The issue arises when you take the current system and don’t remove the underlying problems, but take the current system and just make it faster. CanGo’s current inventory turnover ratio is .28, which means that CanGo currently
has in inventory approximately 3.6 years’ worth of sales. Barnes and Noble, Inc., while a much larger company, has inventory turns of approximated 3 (Barnes and Noble Financials, 2016) which is 12 times higher than CanGo.
CanGo should look at categorizing their inventory, setting safety stock levels, and ordering material based off of forecasts rather than impulse buying. By decreasing inventory to a manageable level they could free up as much as $22 Million in cash which would allow them to fund and develop other projects.
By reducing stock to 1/12th of current inventory levels, that brings up a point of whether or not:
• The warehouse couldn’t be reorganized in its current space and avoid bottle necking?
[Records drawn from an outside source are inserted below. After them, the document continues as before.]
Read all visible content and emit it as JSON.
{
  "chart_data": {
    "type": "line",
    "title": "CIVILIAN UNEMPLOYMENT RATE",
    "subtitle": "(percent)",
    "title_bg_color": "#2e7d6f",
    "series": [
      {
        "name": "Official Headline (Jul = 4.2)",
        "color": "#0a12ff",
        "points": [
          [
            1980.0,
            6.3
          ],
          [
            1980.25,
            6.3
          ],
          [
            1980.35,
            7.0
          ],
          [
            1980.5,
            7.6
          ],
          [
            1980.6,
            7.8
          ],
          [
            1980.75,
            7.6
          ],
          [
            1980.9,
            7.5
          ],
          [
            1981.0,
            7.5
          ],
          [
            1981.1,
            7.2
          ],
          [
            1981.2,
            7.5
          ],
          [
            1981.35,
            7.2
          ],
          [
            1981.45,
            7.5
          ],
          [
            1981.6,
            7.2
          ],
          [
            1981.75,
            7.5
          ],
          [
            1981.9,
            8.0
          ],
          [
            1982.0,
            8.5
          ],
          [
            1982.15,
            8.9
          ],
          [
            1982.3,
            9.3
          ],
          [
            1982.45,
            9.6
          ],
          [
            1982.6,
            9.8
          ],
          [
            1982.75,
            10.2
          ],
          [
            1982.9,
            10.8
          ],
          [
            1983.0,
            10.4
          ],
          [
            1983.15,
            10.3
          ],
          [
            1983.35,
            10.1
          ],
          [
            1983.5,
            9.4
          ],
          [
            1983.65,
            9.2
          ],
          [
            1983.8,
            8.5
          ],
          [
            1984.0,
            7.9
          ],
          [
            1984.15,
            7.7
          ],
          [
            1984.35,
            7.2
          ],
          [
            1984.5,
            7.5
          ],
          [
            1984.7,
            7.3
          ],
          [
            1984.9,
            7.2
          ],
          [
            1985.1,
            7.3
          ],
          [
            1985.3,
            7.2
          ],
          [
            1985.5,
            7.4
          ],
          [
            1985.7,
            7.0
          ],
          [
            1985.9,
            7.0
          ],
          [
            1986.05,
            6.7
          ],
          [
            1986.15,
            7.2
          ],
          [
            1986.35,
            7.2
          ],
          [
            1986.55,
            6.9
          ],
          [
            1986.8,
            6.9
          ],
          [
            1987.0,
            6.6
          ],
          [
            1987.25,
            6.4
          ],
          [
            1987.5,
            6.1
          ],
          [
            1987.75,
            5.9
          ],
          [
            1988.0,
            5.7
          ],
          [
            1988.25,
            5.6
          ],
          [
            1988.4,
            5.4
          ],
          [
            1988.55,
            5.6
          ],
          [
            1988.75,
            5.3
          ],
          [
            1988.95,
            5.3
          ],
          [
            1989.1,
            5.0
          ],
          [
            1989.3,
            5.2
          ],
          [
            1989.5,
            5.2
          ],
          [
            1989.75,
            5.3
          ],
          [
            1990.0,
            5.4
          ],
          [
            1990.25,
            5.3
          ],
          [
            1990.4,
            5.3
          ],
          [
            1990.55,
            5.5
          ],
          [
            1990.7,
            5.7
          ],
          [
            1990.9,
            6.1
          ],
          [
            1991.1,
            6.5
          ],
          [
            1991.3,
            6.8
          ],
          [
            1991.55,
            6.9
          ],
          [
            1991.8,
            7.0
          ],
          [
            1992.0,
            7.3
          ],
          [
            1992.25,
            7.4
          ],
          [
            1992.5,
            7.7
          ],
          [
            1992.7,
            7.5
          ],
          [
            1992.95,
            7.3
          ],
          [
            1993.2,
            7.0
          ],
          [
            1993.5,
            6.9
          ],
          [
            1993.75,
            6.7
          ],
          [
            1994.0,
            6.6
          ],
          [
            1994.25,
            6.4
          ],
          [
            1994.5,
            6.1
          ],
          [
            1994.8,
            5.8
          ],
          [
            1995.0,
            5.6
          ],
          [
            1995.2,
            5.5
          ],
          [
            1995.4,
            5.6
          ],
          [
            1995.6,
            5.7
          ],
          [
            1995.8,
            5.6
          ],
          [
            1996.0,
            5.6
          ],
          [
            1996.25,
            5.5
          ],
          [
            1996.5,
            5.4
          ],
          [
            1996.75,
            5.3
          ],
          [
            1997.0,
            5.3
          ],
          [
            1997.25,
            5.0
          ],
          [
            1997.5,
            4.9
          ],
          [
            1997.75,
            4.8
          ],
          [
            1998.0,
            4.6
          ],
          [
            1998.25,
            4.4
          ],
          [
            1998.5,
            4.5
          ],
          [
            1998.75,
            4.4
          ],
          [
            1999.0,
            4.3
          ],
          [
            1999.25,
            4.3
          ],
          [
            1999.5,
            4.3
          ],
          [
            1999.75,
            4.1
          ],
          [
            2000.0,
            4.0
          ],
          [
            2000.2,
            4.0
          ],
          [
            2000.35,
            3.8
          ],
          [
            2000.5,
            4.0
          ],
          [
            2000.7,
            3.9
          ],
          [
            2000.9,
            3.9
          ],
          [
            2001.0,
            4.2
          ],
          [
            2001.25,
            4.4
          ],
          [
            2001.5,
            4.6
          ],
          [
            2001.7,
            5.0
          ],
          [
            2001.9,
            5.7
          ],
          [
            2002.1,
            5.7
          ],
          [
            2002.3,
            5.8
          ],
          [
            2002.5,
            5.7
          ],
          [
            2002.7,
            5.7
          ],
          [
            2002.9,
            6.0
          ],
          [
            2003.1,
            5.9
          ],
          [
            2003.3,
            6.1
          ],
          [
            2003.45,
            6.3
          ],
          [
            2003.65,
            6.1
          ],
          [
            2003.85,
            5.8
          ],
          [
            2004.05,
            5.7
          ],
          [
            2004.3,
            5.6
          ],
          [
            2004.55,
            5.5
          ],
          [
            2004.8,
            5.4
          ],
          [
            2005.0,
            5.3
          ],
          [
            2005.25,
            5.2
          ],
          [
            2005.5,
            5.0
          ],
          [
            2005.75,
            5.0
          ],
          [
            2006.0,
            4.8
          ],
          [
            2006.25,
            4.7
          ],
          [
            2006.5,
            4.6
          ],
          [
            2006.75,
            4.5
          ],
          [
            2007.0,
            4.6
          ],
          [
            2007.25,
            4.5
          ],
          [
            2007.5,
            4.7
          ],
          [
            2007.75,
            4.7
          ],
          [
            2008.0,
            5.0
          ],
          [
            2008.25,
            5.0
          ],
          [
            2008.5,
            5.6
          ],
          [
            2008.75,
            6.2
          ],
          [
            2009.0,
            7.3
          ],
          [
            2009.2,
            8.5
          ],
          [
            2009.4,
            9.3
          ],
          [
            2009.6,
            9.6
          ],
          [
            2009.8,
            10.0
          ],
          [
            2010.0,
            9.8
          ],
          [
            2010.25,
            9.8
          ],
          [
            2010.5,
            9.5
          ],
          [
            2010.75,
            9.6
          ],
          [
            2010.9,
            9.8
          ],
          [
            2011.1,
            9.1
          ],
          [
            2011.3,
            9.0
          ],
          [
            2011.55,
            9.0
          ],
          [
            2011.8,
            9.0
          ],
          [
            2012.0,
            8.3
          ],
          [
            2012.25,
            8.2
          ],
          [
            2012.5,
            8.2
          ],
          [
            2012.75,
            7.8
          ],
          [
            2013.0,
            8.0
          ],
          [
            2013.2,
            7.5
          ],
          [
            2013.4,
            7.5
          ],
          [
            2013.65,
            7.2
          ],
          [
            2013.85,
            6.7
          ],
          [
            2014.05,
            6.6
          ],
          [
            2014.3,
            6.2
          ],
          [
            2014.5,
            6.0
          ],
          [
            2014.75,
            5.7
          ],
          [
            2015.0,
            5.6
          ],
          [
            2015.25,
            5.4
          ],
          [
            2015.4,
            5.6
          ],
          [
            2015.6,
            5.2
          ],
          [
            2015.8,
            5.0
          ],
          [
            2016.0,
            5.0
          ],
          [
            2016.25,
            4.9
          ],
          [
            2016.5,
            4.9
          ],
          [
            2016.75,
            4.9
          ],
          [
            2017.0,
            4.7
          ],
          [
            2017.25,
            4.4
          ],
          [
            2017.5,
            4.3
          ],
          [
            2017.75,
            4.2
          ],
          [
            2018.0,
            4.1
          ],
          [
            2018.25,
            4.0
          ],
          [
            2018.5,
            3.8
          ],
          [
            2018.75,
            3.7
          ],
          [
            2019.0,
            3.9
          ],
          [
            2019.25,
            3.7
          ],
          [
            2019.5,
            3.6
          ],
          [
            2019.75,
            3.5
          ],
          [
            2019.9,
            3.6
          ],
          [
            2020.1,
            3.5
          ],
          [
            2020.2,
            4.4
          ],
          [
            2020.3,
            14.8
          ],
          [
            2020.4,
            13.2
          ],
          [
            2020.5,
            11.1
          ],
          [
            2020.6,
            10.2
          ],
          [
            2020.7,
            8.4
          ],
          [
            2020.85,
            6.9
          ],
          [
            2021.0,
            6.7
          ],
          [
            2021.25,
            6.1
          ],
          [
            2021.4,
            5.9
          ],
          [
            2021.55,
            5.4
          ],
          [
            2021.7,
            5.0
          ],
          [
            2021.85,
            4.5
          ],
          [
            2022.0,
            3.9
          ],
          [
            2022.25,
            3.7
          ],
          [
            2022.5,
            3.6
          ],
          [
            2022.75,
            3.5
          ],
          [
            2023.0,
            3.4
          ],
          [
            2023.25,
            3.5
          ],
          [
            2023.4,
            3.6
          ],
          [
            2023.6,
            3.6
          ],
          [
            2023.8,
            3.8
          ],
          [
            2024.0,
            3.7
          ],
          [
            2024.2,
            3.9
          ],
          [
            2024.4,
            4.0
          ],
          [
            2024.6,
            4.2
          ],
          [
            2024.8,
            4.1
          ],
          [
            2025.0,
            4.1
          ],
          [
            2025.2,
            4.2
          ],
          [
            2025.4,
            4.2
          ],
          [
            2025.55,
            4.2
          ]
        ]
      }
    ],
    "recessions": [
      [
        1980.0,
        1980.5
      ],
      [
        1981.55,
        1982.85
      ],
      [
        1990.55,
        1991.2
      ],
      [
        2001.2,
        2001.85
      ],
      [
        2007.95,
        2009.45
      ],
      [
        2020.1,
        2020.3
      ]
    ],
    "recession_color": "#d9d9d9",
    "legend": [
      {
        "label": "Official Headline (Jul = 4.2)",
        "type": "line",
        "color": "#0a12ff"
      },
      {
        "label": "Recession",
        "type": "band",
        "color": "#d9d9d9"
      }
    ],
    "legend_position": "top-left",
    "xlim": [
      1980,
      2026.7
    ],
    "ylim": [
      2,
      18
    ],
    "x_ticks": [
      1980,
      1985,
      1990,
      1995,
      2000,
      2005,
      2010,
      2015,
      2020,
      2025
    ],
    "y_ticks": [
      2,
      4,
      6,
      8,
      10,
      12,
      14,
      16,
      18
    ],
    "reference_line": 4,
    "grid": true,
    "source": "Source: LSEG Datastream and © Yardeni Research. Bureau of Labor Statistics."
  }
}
• Is the new technology necessary or is it over kill when there is reduced inventory on hand?
• How efficient and accurate are reporting, forecasting, and ordering systems?
CanGo should reduce their current inventory levels to free up cash and utilize the funds to help finance projects. A focus should be put on tracking sales, accurate reporting, and forecasts. This in turn would give the company a clearer picture on space needed, labor and personnel, upgrades and technology, among other things.